Prédispositions des enfants
Les enfants subissent aussi quelques travers de la modernité, comme l’utilisation abusive des écrans, qui détournent leur attention, ce qui peut générer à terme des difficultés de concentration ou d’endormissement, sans parler de l’agitation. Eline Snel, thérapeute, a donc adapté la pratique aux enfants de cinq à 12 ans, pour que ceux-ci, par des exercices de respiration, concentrent leur attention sur le ressenti non verbal, corporel et sensoriel, afin de prendre conscience de leur météo intérieure et de pouvoir l’exprimer ultérieurement(2). La Néerlandaise a déjà convaincu plus de 150 000 parents et enseignants enthousiasmés par son ouvrage.
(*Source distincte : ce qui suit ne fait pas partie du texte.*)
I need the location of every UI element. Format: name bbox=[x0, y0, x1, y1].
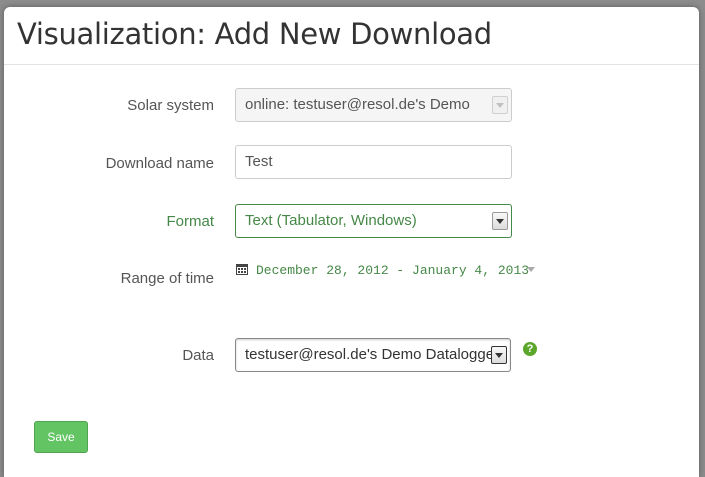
calendar-icon bbox=[236, 264, 248, 275]
add-download-modal: Visualization: Add New Download Solar sy… bbox=[4, 7, 699, 477]
solar-system-value: online: testuser@resol.de's Demo bbox=[245, 96, 470, 113]
caret-down-icon[interactable] bbox=[527, 267, 535, 272]
range-of-time-label: Range of time bbox=[120, 270, 214, 287]
download-name-label: Download name bbox=[105, 155, 214, 172]
chevron-down-icon bbox=[492, 96, 508, 114]
help-icon[interactable]: ? bbox=[523, 342, 537, 356]
download-name-input[interactable]: Test bbox=[235, 145, 512, 179]
modal-title: Visualization: Add New Download bbox=[17, 17, 492, 51]
data-select[interactable]: testuser@resol.de's Demo Datalogger bbox=[235, 338, 511, 372]
format-select[interactable]: Text (Tabulator, Windows) bbox=[235, 204, 512, 238]
solar-system-label: Solar system bbox=[127, 97, 214, 114]
format-label: Format bbox=[166, 213, 214, 230]
modal-header: Visualization: Add New Download bbox=[4, 7, 699, 65]
date-range-picker[interactable]: December 28, 2012 - January 4, 2013 bbox=[236, 263, 529, 278]
data-value: testuser@resol.de's Demo Datalogger bbox=[245, 346, 500, 363]
date-range-value: December 28, 2012 - January 4, 2013 bbox=[256, 263, 530, 278]
format-value: Text (Tabulator, Windows) bbox=[245, 212, 417, 229]
chevron-down-icon[interactable] bbox=[492, 212, 508, 230]
download-name-value: Test bbox=[245, 153, 273, 170]
solar-system-select: online: testuser@resol.de's Demo bbox=[235, 88, 512, 122]
save-button[interactable]: Save bbox=[34, 421, 88, 453]
data-label: Data bbox=[182, 347, 214, 364]
chevron-down-icon[interactable] bbox=[491, 346, 507, 364]
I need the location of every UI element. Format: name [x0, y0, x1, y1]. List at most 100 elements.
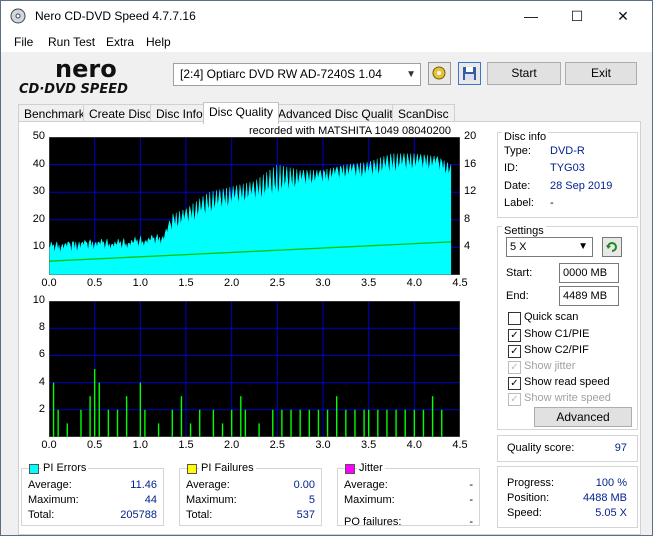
disc-id-label: ID: — [504, 162, 519, 174]
pi-errors-x-tick: 1.0 — [132, 277, 148, 289]
show-c2pif-checkbox[interactable]: ✓ — [508, 345, 521, 358]
pi-failures-y-tick: 4 — [38, 375, 45, 388]
pi-failures-x-tick: 0.0 — [41, 439, 57, 451]
speed-value: 5.05 X — [595, 507, 627, 519]
po-failures-label: PO failures: — [344, 516, 402, 528]
maximize-button[interactable]: ☐ — [554, 1, 600, 32]
progress-label: Progress: — [507, 477, 555, 489]
pi-errors-x-tick: 2.0 — [224, 277, 240, 289]
settings-group: Settings 5 X ▼ Start: 0000 MB End: 4489 … — [497, 225, 638, 430]
app-window: Nero CD-DVD Speed 4.7.7.16 — ☐ ✕ File Ru… — [0, 0, 653, 536]
speed-select[interactable]: 5 X ▼ — [506, 237, 593, 257]
start-input[interactable]: 0000 MB — [559, 263, 619, 283]
drive-select[interactable]: [2:4] Optiarc DVD RW AD-7240S 1.04 ▼ — [173, 63, 421, 86]
show-jitter-label: Show jitter — [524, 360, 576, 372]
quick-scan-checkbox[interactable] — [508, 312, 521, 325]
pi-errors-total-value: 205788 — [120, 509, 157, 521]
show-write-speed-label: Show write speed — [524, 392, 611, 404]
pi-errors-x-tick: 4.5 — [452, 277, 468, 289]
pi-failures-x-tick: 3.0 — [315, 439, 331, 451]
pi-failures-max-value: 5 — [308, 494, 315, 506]
show-read-speed-label: Show read speed — [524, 376, 610, 388]
show-read-speed-checkbox[interactable]: ✓ — [508, 377, 521, 390]
pi-errors-stats: PI Errors Average: 11.46 Maximum: 44 Tot… — [21, 462, 164, 526]
pi-errors-y-tick: 30 — [32, 185, 45, 198]
eject-icon — [432, 66, 446, 80]
start-label: Start: — [506, 267, 533, 279]
disc-id-value: TYG03 — [550, 162, 585, 174]
show-jitter-checkbox: ✓ — [508, 361, 521, 374]
chevron-down-icon: ▼ — [406, 69, 416, 80]
pi-errors-y-tick: 40 — [32, 157, 45, 170]
disc-date-label: Date: — [504, 180, 531, 192]
pi-errors-avg-value: 11.46 — [130, 479, 157, 491]
show-c2pif-label: Show C2/PIF — [524, 344, 589, 356]
refresh-icon — [606, 242, 617, 252]
speed-select-value: 5 X — [510, 241, 527, 253]
minimize-button[interactable]: — — [508, 1, 554, 32]
tab-disc-quality[interactable]: Disc Quality — [203, 102, 280, 124]
pi-failures-x-tick: 3.5 — [361, 439, 377, 451]
jitter-stats: Jitter Average: - Maximum: - PO failures… — [337, 462, 480, 528]
progress-group: Progress: 100 % Position: 4488 MB Speed:… — [497, 466, 638, 528]
eject-button[interactable] — [428, 62, 451, 85]
quality-score-group: Quality score: 97 — [497, 435, 638, 462]
pi-failures-x-tick: 1.0 — [132, 439, 148, 451]
disc-quality-panel: recorded with MATSHITA 1049 08040200 Dis… — [18, 121, 641, 535]
jitter-avg-label: Average: — [344, 479, 388, 491]
show-c1pie-label: Show C1/PIE — [524, 328, 590, 340]
save-button[interactable] — [458, 62, 481, 85]
quality-score-label: Quality score: — [507, 442, 575, 454]
end-label: End: — [506, 290, 529, 302]
menu-run-test[interactable]: Run Test — [48, 35, 95, 49]
disc-date-value: 28 Sep 2019 — [550, 180, 613, 192]
pi-errors-max-label: Maximum: — [28, 494, 79, 506]
position-value: 4488 MB — [582, 492, 627, 504]
pi-errors-total-label: Total: — [28, 509, 55, 521]
disc-info-group: Disc info Type: DVD-R ID: TYG03 Date: 28… — [497, 131, 638, 218]
pi-errors-y2-tick: 16 — [464, 157, 477, 170]
menu-file[interactable]: File — [14, 35, 33, 49]
pi-errors-x-tick: 1.5 — [178, 277, 194, 289]
app-icon — [10, 8, 26, 24]
close-button[interactable]: ✕ — [600, 1, 646, 32]
quick-scan-label: Quick scan — [524, 311, 579, 323]
refresh-speed-button[interactable] — [602, 237, 622, 257]
progress-value: 100 % — [595, 477, 627, 489]
pi-errors-title: PI Errors — [41, 462, 89, 474]
exit-button[interactable]: Exit — [565, 62, 637, 85]
pi-errors-x-tick: 0.5 — [87, 277, 103, 289]
jitter-max-label: Maximum: — [344, 494, 395, 506]
pi-failures-avg-value: 0.00 — [293, 479, 315, 491]
svg-text:CD·DVD SPEED: CD·DVD SPEED — [19, 82, 128, 96]
svg-text:nero: nero — [55, 56, 117, 83]
po-failures-value: - — [469, 516, 473, 528]
pi-failures-x-tick: 1.5 — [178, 439, 194, 451]
jitter-title: Jitter — [357, 462, 385, 474]
jitter-avg-value: - — [469, 479, 473, 491]
disc-type-value: DVD-R — [550, 145, 585, 157]
advanced-button[interactable]: Advanced — [534, 407, 632, 427]
chevron-down-icon: ▼ — [578, 241, 588, 252]
pi-errors-y2-tick: 4 — [464, 240, 471, 253]
menu-extra[interactable]: Extra — [106, 35, 134, 49]
save-icon — [463, 67, 476, 80]
disc-label-label: Label: — [504, 197, 534, 209]
menu-help[interactable]: Help — [146, 35, 171, 49]
nero-logo: nero CD·DVD SPEED — [19, 56, 128, 96]
start-button[interactable]: Start — [487, 62, 561, 85]
show-c1pie-checkbox[interactable]: ✓ — [508, 329, 521, 342]
pi-failures-x-tick: 4.0 — [406, 439, 422, 451]
settings-title: Settings — [502, 225, 546, 237]
position-label: Position: — [507, 492, 550, 504]
pi-failures-plot-area — [49, 301, 460, 437]
pi-errors-avg-label: Average: — [28, 479, 72, 491]
pi-errors-y2-tick: 20 — [464, 130, 477, 142]
pi-errors-x-tick: 3.0 — [315, 277, 331, 289]
pi-errors-x-tick: 4.0 — [406, 277, 422, 289]
pi-failures-total-value: 537 — [296, 509, 315, 521]
end-input[interactable]: 4489 MB — [559, 286, 619, 306]
pi-errors-x-tick: 2.5 — [269, 277, 285, 289]
jitter-legend-swatch — [345, 464, 355, 474]
disc-type-label: Type: — [504, 145, 531, 157]
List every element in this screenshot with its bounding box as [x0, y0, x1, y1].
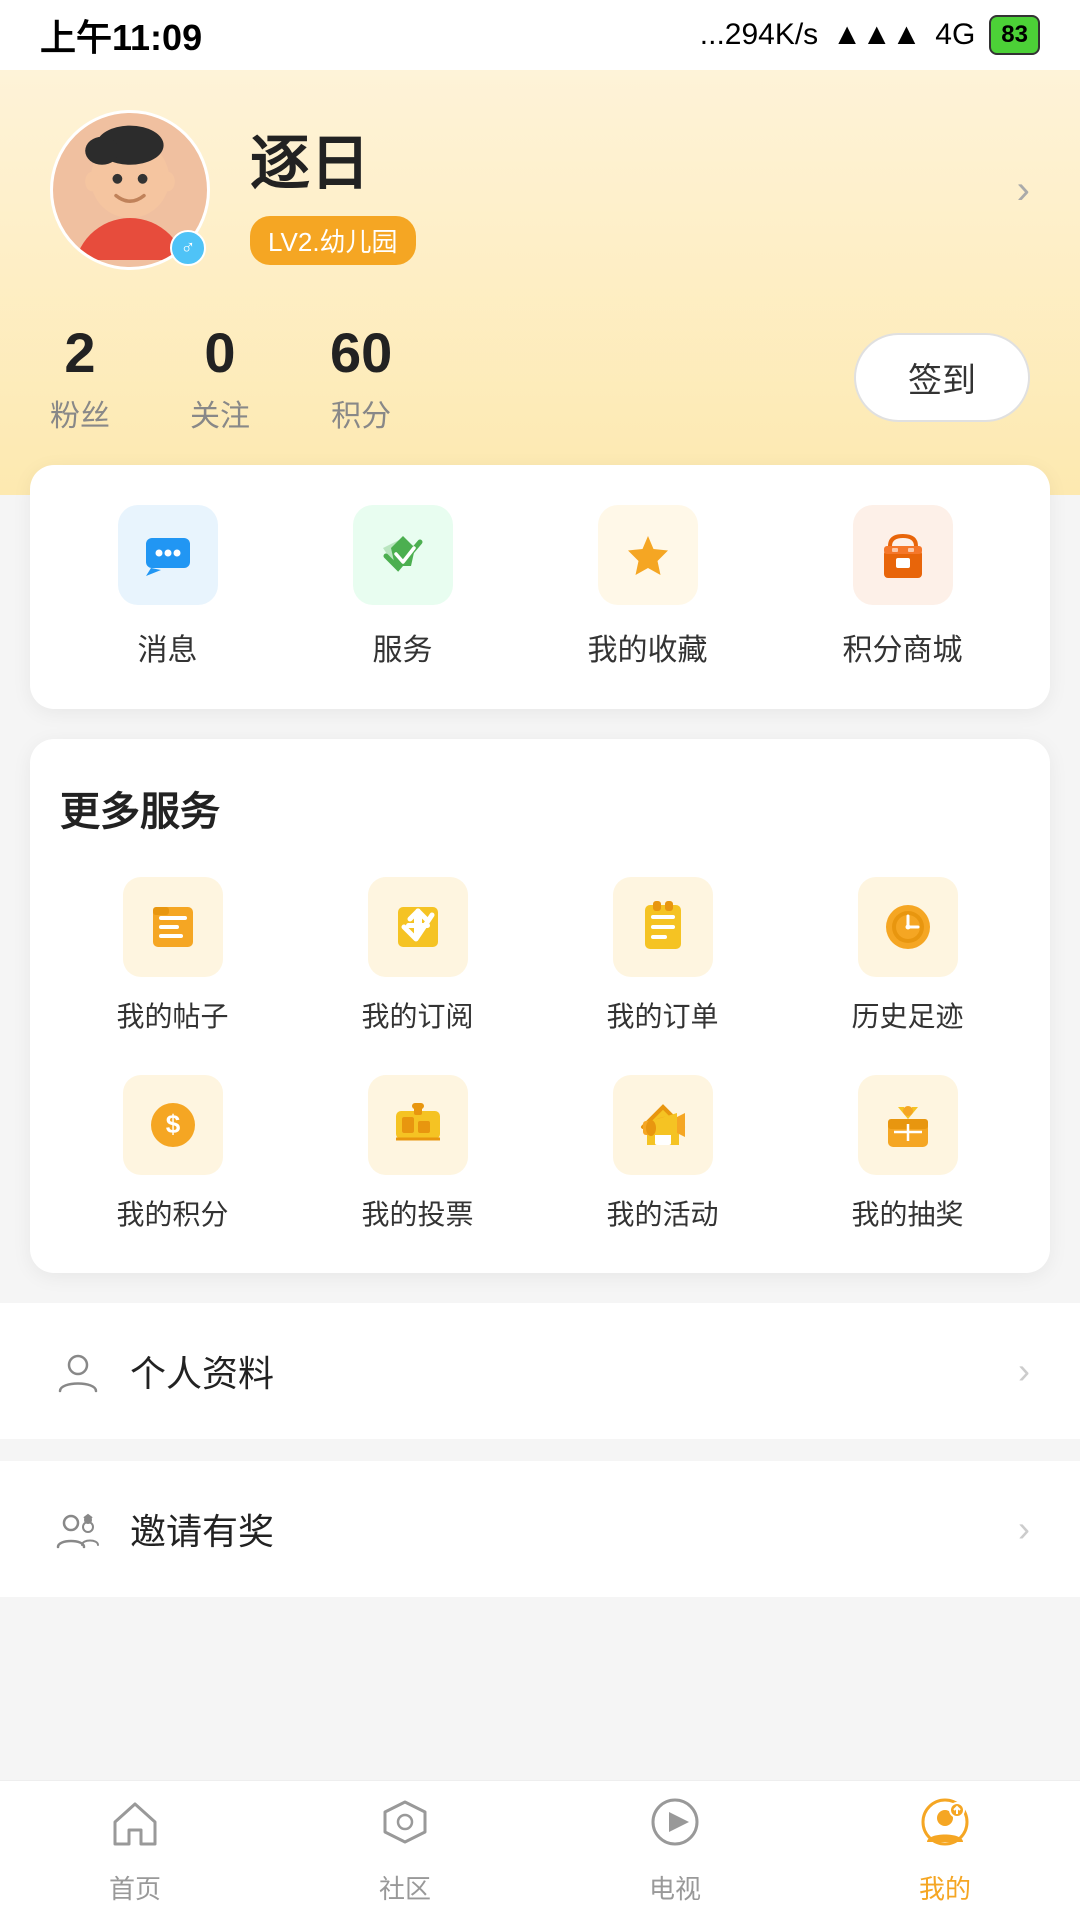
gender-badge: ♂ [170, 230, 206, 266]
nav-community-label: 社区 [379, 1869, 431, 1906]
profile-menu-arrow: › [1018, 1350, 1030, 1392]
msg-icon [118, 505, 218, 605]
mypoints-icon: $ [123, 1075, 223, 1175]
status-right: ...294K/s ▲▲▲ 4G 83 [700, 15, 1040, 55]
service-posts[interactable]: 我的帖子 [60, 877, 285, 1035]
community-icon [379, 1796, 431, 1861]
points-stat[interactable]: 60 积分 [330, 320, 392, 435]
more-services-card: 更多服务 我的帖子 [30, 739, 1050, 1273]
following-stat[interactable]: 0 关注 [190, 320, 250, 435]
menu-section: 个人资料 › [0, 1303, 1080, 1439]
nav-home[interactable]: 首页 [0, 1796, 270, 1906]
svg-text:$: $ [165, 1109, 180, 1139]
fans-stat[interactable]: 2 粉丝 [50, 320, 110, 435]
mypoints-label: 我的积分 [116, 1193, 228, 1233]
action-shop[interactable]: 积分商城 [843, 505, 963, 669]
nav-home-label: 首页 [109, 1869, 161, 1906]
history-icon [858, 877, 958, 977]
activity-icon [613, 1075, 713, 1175]
service-vote[interactable]: 我的投票 [305, 1075, 530, 1233]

Sa méthode est désormais mise en application dans des écoles primaires aux Pays-Bas et en Belgique. Elle a créé l’Académie pour l’enseignement de la pleine conscience, où elle assure des formations pour les instituteurs, les psychologues, les parents et surtout les enfants, qui contrairement aux idées reçues, sont au départ de petits-maîtres en matière de pleine conscience, puis par la suite grandissent, apprennent à anticiper, à revenir sur leur passé… « A la différence des adultes ils sont dans ce qu’ils font. Quand ils mangent, ils mangent, quand ils jouent, ils jouent… », explique la Batave. Autant donc les aider à préserver ce merveilleux capital par la méditation. De multiples recherches démontrent les bienfaits d’un exercice régulier pour nos chères têtes blondes : « équilibre émotionnel, capacité de résilience, meilleure attention, notamment dans le travail scolaire et les apprentissages », écrit Christophe André.
Boîte à outils
Dans la méthode Eline Snel, les parents apprennent par exemple à ne pas réagir automatiquement. L’acceptation – reconnaître ce que les choses sont au moment présent, agréables ou désagréables –, la présence – être ouvert et généreux à tous les moments, sans jugement, en tenant la main de l’enfant dans les difficultés ou les joies –, et la compréhension – qui permet d’être authentique dans les moments où on manque de gentillesse ou de patience – sont les trois piliers à respecter pour que l’enfant se sente en sécurité et en confiance. Les enfants apprennent de leur côté à mieux connaître leur corps, par lequel passe le langage non verbal auquel ils sont très sensibles. Les premiers exercices concernent d’ailleurs la respiration pour trouver le sommeil. Il s’agit aussi de leur demander, dans les moments de joie ou de tristesse, comment se déroule leur respiration à ce moment, pour qu’ils en soient de plus en plus conscients. Puis il est possible de leur faire augmenter l’attention à leurs sens, avec des exercices de dégustation à l’aveugle, des épreuves de mémoire où il faut retenir des objets vus sur le chemin de l’école, ou de narration où ils doivent raconter lors du dîner, durant deux minutes, un évènement de la journée pendant que les autres écoutent attentivement le déroulé et les inflexions de voix. Puis ils apprennent à sentir leurs corps. « Des épaules tendues, des battements du cœur, un nœud dans l’estomac ou au contraire un sentiment d’être en forme doivent être mieux perçus », explique Eline Snel. Ainsi les enfants sont en capacité de comprendre qu’ils sont dans l’inconfort parce qu’ils suivent trop les autres, qu’ils sont influencés par un évènement de la veille… « Il s’agit pour eux de quitter leur tête pour sentir les signaux de leur corps », insiste la thérapeute… jusqu’à ce qu’ils puissent dessiner leur temps intérieur. Il leur sera ensuite possible de trouver une échappatoire – jeu avec les parents, caresses du chien… – et de ne pas ruminer leurs pensées, exactement comme les adultes lorsqu’ils suivent les conseils de Christophe André…
(1) « La vie intérieure », de Christophe André, éd. L’Iconoclaste, janvier 2018.
(2) « Calme et attentif comme une grenouille », d’Eline Snel, éd. Les Arènes, 2012.